Federal courts have ruled (cf. for example, State of Nevada vs. Herrington, 1987) that consideration of public health and environmental protection alone are not sufficient grounds on which to evaluate a range of alternative programs. Socioeconomic considerations such as population increases, need for public services like schools, and increased or decreased job availability are also included under NEPA considerations. Very recently (O’Leary 1995), federal agencies have also mandated inclusion of environmental justice considerations in environmental impact assessments. Frequently, public acceptability is also a necessary input to an evaluation process. Although an alternative may protect public health and minimize environmental degradation, it may not be generally acceptable. Factors that influence public acceptability of a given alternative are generally discussed in terms of economics and broad social concerns. Economics includes the costs of an alternative, including the state, regional, local, and private components; the resulting impacts on user charges and prices; and the ability to finance capital expenditures. Social concerns include public preferences in siting (e.g., no local landfills in wealthy neighbourhoods) and public rejection of a particular disposal method (e.g., incineration of municipal solid waste rejected on “general principle”). Moreover, as budgets become tighter, the cost/benefit ratio of mitigating a particular impact is increasing in importance. Consequently, each alternative that is developed to address the issues of public health and environmental protection must also be analysed in the context of rigid economic analyses and broad social concerns.
Ethical Considerations
A properly done environmental impact assessment is independent of any ethical system and is value-free. However, ethical questions can arise in formulating a record of decision based on an environmental assessment. Some of these questions are:
Is it ethical to limit resource extraction, with its concomitant environmental damage, by raising the resource price and thereby limiting its use to those who can afford it?

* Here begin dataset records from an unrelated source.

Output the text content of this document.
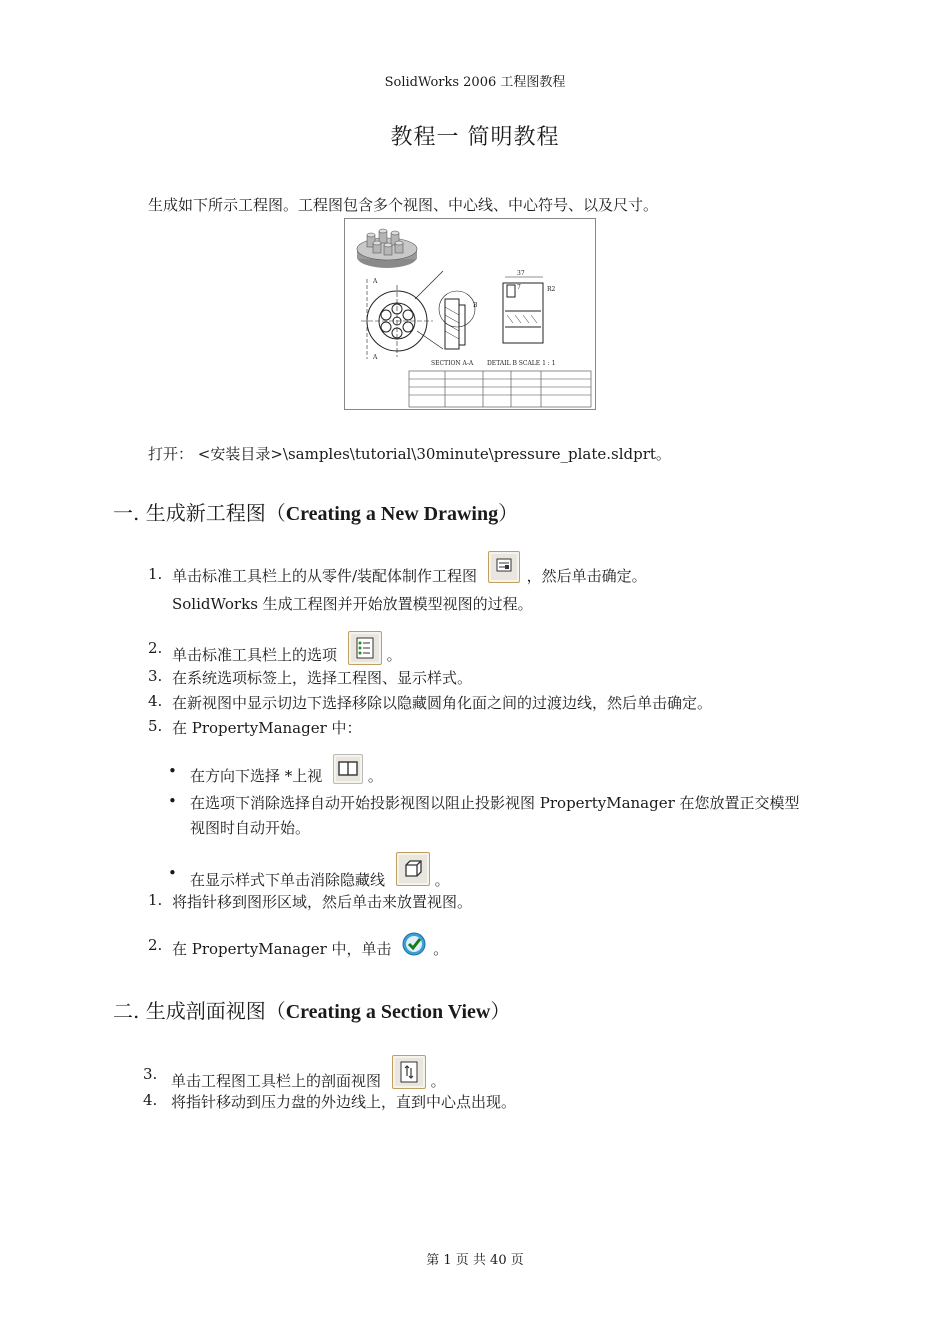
SolidWorks 2006 工程图教程
教程一 简明教程
生成如下所示工程图。工程图包含多个视图、中心线、中心符号、以及尺寸。
A
A
B
37
7	R2
SECTION A-A DETAIL B SCALE 1 : 1
打开： <安装目录>\samples\tutorial\30minute\pressure_plate.sldprt。
一. 生成新工程图（Creating a New Drawing）
1. 单击标准工具栏上的从零件/装配体制作工程图	，然后单击确定。
SolidWorks 生成工程图并开始放置模型视图的过程。
2. 单击标准工具栏上的选项	。
3. 在系统选项标签上，选择工程图、显示样式。
4. 在新视图中显示切边下选择移除以隐藏圆角化面之间的过渡边线，然后单击确定。
5. 在 PropertyManager 中：
• 在方向下选择 *上视	。
• 在选项下消除选择自动开始投影视图以阻止投影视图 PropertyManager 在您放置正交模型
视图时自动开始。
• 在显示样式下单击消除隐藏线	。
1. 将指针移到图形区域，然后单击来放置视图。
2. 在 PropertyManager 中，单击	。
二. 生成剖面视图（Creating a Section View）
3. 单击工程图工具栏上的剖面视图	。
4. 将指针移动到压力盘的外边线上，直到中心点出现。
第 1 页 共 40 页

Is it ethical to eliminate jobs in an area in order to protect the environment for a future generation?
Conversely, is it ethical to use up a resource so that future generations do not have it at all?
Given limited financial resources, is it ethical to spend millions mitigating a high-consequence impact that is extremely unlikely to occur (a low-probability, high-consequence event)?

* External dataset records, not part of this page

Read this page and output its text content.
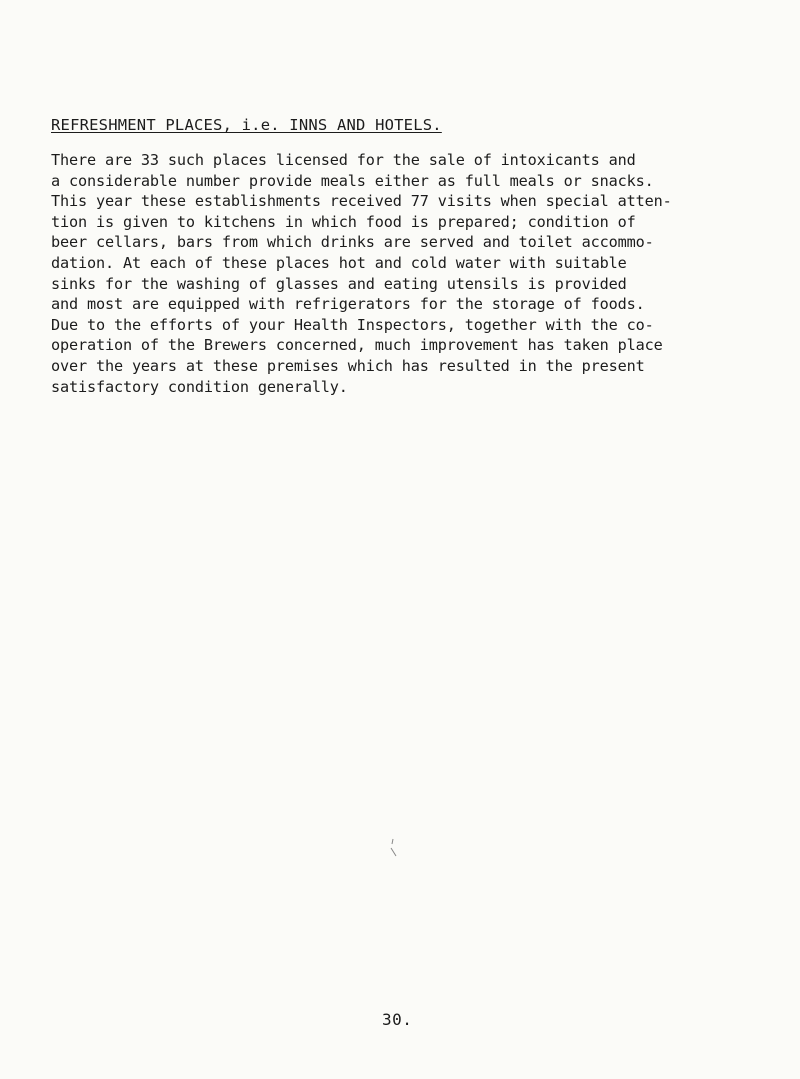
REFRESHMENT PLACES, i.e. INNS AND HOTELS.

There are 33 such places licensed for the sale of intoxicants and
a considerable number provide meals either as full meals or snacks.
This year these establishments received 77 visits when special atten-
tion is given to kitchens in which food is prepared; condition of
beer cellars, bars from which drinks are served and toilet accommo-
dation. At each of these places hot and cold water with suitable
sinks for the washing of glasses and eating utensils is provided
and most are equipped with refrigerators for the storage of foods.
Due to the efforts of your Health Inspectors, together with the co-
operation of the Brewers concerned, much improvement has taken place
over the years at these premises which has resulted in the present
satisfactory condition generally.

30.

Is it ethical to destroy a watershed by providing logging jobs for 50 years? Conversely, is it ethical to close down a lumber mill, eliminating jobs for an entire small community, in order to save an old-growth forest?
The engineer should remember that none of these considerations are part of environmental assessment, nor are they addressed by NEPA. Addressing them may be part of a record of decision, and is the responsibility of the decision makers.
Conclusion
Engineers are required to develop, analyse, and compare a range of solutions to any given environmental pollution problem. This range of alternatives must be viewed in terms of their respective environmental impacts and economic assessments. A nagging question exists throughout any such viewing: Can individuals really measure, in the strict “scientific” sense, degradation of the environment? For example, can we place a value on an unspoiled wilderness area? Unfortunately, qualitative judgments are required to assess many impacts of any project.